Monday, June 14, 2021

International higher education forked at COVID19

Nicholas Mutton / A fork in the road https://commons.wikimedia.org/wiki/File:A_fork_in_the_road_-_geograph.org.uk_-_558151.jpg
A fork in the road,
by Nicholas Mutton / CC BY-SA 2.0
In "International higher education at a crossroads post-COVID" Philip G Altbach and Hans de Wit argue that international education will return to normal in the next few years(University World News, 12 June 2021). However, the illustration for the article is not a crossroads, but a fork. That perhaps is a metaphor for how university have been getting higher education wrong: not so much making the wrong choices, but not understanding what the options are. I suggest we are already past the fork in the road: universities chose online education and there is no turning back and they should take the opportunity to make a better world with it.

Higher education has changed fundamentally. Distance education has been popularized, or perhaps more accurately proven feasible, but unpopular. ;-)


Research collaboration has been shown possible online.


Before COVID-19 I spent ten years teaching online, while studying how to do it better. My colleagues looked on this as an amusing quirk. With lock-downs, they suddenly wanted to know how.


Similarly with online research I had the occasional collaboration. But last year I worked with a much larger team online and we were much more productive. I produced two papers instead of one and helped present them at a virtual conference, instead of flying to the other side of the world.

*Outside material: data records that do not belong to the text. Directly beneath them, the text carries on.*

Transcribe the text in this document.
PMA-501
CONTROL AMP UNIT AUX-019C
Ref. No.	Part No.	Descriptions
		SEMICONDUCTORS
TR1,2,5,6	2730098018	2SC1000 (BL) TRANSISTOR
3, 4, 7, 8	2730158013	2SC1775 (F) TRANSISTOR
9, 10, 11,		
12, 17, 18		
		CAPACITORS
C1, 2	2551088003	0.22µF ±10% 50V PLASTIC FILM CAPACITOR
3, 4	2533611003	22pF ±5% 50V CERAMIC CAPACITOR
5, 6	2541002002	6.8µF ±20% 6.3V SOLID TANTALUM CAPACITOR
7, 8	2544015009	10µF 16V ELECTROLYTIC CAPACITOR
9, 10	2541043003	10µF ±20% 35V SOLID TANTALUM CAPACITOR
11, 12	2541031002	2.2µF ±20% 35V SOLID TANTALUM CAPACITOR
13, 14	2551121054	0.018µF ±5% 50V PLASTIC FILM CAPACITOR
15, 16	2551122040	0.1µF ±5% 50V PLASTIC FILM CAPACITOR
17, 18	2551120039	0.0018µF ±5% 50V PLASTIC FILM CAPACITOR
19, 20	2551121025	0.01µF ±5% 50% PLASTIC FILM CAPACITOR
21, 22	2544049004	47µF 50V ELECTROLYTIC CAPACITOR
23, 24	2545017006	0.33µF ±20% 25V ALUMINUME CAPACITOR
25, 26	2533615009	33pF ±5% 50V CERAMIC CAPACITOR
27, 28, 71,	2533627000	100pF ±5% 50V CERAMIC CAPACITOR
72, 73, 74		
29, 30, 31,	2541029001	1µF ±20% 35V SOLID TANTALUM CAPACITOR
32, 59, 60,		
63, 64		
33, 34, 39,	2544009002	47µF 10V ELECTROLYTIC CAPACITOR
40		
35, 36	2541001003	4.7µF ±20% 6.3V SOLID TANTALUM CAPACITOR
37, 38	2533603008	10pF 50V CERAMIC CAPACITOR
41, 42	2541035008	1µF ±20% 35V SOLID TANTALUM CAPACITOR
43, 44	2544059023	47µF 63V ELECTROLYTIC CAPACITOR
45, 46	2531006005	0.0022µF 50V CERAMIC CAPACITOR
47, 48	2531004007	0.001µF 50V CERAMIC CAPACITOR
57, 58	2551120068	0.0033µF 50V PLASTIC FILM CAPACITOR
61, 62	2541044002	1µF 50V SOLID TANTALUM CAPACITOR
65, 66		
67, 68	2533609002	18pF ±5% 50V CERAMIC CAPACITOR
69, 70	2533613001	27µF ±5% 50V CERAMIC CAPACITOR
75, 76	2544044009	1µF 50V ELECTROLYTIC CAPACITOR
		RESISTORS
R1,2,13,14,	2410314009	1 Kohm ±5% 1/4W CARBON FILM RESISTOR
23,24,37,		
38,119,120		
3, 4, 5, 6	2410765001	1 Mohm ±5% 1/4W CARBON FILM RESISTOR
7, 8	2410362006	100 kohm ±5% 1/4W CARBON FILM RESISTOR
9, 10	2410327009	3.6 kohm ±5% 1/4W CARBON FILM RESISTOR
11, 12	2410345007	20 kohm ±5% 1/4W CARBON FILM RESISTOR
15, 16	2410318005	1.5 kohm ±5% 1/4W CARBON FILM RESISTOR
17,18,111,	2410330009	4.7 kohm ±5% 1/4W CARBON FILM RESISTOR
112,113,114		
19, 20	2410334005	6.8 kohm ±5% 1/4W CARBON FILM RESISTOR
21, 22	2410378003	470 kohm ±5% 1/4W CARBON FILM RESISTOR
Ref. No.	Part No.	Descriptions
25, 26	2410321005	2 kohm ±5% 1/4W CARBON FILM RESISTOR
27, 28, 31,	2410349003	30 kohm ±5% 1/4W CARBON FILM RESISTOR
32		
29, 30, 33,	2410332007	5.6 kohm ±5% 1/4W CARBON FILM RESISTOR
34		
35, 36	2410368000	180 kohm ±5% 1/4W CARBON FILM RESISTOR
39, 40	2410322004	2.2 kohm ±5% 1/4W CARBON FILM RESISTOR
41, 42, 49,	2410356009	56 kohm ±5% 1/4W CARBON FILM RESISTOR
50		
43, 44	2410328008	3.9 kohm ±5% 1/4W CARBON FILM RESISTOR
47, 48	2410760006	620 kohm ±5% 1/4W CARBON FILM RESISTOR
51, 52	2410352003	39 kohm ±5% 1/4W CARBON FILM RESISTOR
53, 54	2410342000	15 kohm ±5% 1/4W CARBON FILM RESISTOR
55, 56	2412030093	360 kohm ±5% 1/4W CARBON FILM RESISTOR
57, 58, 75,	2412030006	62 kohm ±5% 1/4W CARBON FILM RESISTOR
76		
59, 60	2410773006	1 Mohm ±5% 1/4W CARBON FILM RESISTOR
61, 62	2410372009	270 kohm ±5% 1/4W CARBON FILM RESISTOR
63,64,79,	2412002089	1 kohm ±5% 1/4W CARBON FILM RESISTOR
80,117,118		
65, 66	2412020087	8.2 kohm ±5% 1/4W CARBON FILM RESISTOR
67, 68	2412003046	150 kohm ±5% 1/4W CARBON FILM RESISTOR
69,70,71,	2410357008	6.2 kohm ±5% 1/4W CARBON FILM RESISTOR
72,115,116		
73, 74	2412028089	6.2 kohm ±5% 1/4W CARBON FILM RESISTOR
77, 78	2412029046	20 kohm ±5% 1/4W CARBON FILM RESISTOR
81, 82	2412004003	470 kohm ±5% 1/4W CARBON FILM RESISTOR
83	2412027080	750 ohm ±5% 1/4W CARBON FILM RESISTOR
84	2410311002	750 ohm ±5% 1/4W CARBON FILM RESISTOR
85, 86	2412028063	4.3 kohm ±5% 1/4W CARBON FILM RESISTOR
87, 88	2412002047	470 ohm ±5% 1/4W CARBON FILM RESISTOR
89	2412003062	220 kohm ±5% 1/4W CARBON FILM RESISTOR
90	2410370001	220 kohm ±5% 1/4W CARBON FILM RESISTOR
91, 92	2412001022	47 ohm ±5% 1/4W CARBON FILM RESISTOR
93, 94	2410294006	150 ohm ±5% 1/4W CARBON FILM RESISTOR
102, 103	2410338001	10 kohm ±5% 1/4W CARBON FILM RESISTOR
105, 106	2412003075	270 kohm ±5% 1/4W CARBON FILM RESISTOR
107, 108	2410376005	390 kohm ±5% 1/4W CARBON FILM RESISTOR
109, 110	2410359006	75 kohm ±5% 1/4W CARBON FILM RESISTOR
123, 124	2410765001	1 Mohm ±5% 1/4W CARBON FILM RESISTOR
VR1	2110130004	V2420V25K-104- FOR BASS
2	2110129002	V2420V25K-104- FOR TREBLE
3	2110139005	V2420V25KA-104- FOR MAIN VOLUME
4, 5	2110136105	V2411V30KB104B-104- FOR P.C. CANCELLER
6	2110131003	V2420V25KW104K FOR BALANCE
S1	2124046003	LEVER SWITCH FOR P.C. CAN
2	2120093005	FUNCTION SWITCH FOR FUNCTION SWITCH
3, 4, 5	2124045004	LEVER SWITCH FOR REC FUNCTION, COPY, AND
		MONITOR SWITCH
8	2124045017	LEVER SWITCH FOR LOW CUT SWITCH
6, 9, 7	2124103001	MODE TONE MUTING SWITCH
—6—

Education will be radically transformed, through distance technology. One lesson I learned from studying practices at online university (which have existed for decades) is the discipline this imposes. Because of the limitations of the online format, better design, planning and systematic implementation of courses and research is needed. Some spontaneity is lost in the process, but much more is gained.


One area where more innovation is needed is in hybrid instruction. Universities and individual academics, are thinking that online learning went okay up until now, so how hard can hybrid (some in class, some online) be? The answer is that hybrid is much harder and will take more resources and skill than classroom and online teaching.


The pandemic showed that a campus is not needed for education.However, much work needs to be done to facilitate student to student, student to academic and academic to academic interaction online.


Interactions did not happen naturally on campus. Architects and administrators have been designing and refining campuses for hundreds of years to make interaction happen. The report "The Cambridge Phenomenon" described how this happened at Cambridge University to promote commercial spin-offs and universities have been creating the same conditions ever since.


International student choices are not going to return to "normal". The large numbers of students choosing to abroad up to 2019 was an aberration and this golden age for universities will not return. Now that students know they can study online they will choose to do so, at least for part of a degree.